Il 18 giugno 1982, trent’anni fa, veniva ritrovato impiccato sotto al ponte dei Frati Neri a Londra, il banchiere Roberto Calvi. Protagonista di una vicenda ancora oggi oscura della storia italiana, Calvi era nato a Milano nel 1920 e nel 1947 entrò al Banco Ambrosiano, banca privata strettamente legata all'Istituto per le Opere di Religione (IOR), la banca vaticana. Da quel momento iniziò una serie di rapidi avanzamenti di carriera, fino a divenire direttore generale nel 1971, vicepresidente (1974) e infine presidente nel 1975, carica quest'ultima tramite la quale riuscì ad avviare una serie di speculazioni finanziarie per lanciare il Banco Ambrosiano nella grande finanza internazionale. Fondamentali, a questo scopo, le amicizie con membri della loggia massonica deviata P2 (di cui in seguito fece parte) e i rapporti con esponenti del mondo degli affari, della mafia e della politica (sia italiana sia di diversi paesi latino-americani).
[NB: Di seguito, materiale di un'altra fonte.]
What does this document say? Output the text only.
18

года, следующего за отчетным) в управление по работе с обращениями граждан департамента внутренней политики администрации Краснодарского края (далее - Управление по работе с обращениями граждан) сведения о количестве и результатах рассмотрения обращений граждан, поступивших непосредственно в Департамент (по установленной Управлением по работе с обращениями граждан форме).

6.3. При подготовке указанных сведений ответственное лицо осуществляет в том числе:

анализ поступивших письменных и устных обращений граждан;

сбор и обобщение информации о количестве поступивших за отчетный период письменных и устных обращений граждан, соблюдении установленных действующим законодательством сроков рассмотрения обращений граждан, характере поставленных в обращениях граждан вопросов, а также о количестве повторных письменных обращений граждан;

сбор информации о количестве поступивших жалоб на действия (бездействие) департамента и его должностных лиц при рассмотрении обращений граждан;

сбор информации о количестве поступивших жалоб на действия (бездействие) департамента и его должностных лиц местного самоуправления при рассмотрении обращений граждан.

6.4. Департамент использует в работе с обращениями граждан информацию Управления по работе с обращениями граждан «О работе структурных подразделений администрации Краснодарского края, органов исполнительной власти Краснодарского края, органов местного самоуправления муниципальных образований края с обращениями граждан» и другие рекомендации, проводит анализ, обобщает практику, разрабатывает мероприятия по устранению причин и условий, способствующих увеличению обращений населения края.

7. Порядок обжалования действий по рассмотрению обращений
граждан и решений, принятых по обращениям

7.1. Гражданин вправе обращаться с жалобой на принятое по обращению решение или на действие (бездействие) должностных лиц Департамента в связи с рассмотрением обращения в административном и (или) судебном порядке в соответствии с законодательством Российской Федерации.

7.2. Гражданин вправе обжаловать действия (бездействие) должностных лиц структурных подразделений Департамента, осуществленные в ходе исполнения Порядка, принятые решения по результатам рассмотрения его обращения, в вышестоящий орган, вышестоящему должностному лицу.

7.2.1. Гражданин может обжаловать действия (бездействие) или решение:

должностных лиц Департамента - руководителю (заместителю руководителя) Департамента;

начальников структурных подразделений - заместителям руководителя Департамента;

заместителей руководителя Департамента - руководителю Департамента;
Nel 1968 conobbe Michele Sindona divenendone socio in affari; nel 1975 Sindona gli presentò Licio Gelli e Calvi entrò nella loggia P2 il 23 agosto di quell'anno. In poco tempo divenne uno dei finanzieri più aggressivi. A partire dal 1977, però, il Banco Ambrosiano entrò in crisi, soprattutto di liquidità, che risolse ricevendo finanziamenti dalla BNL e dall'ENI per circa 150 milioni di dollari, mentre una seconda crisi di liquidità nel 1980 fu risolta grazie a un nuovo finanziamento dell'ENI di 50 milioni di dollari, per ottenere i quali Calvi, come risulta dagli atti processuali, pagò tangenti a Claudio Martelli e Bettino Craxi. Il "castello di carte" dell'Ambrosiano crollò nel 1981 con la scoperta della loggia P2 che lo proteggeva: Calvi, rimasto senza protezioni ad affrontare lo scandalo, cercò l'intervento del Vaticano e dello IOR, ma poco meno di due mesi dopo, il 21 maggio, venne arrestato per reati valutari, processato e condannato. In attesa del processo di appello, Calvi fu messo in libertà provvisoria, tornando a presiedere il Banco.

Nel tentativo di trovare fondi per il salvataggio dei conti, strinse rapporti con Flavio Carboni, un finanziere sardo legato ad ambienti politici e malavitosi romani come la Banda della Magliana. La situazione comunque precipitò e Calvi e Carboni cercarono ancora l'intervento dello IOR, che rifiutò di fornire aiuto di fronte ai numerosi fatti criminosi che via via emergevano. L’epilogo: il 9 giugno 1982 Calvi si allontanò da Milano e dopo varie tappe europee, giunse a Londra il 15 giugno. Tre giorni dopo il ritrovamento del cadavere sotto al ponte dei Frati Neri. Per la giustizia britannica si trattò di suicidio, ma restarono molti dubbi sulla fine del banchiere.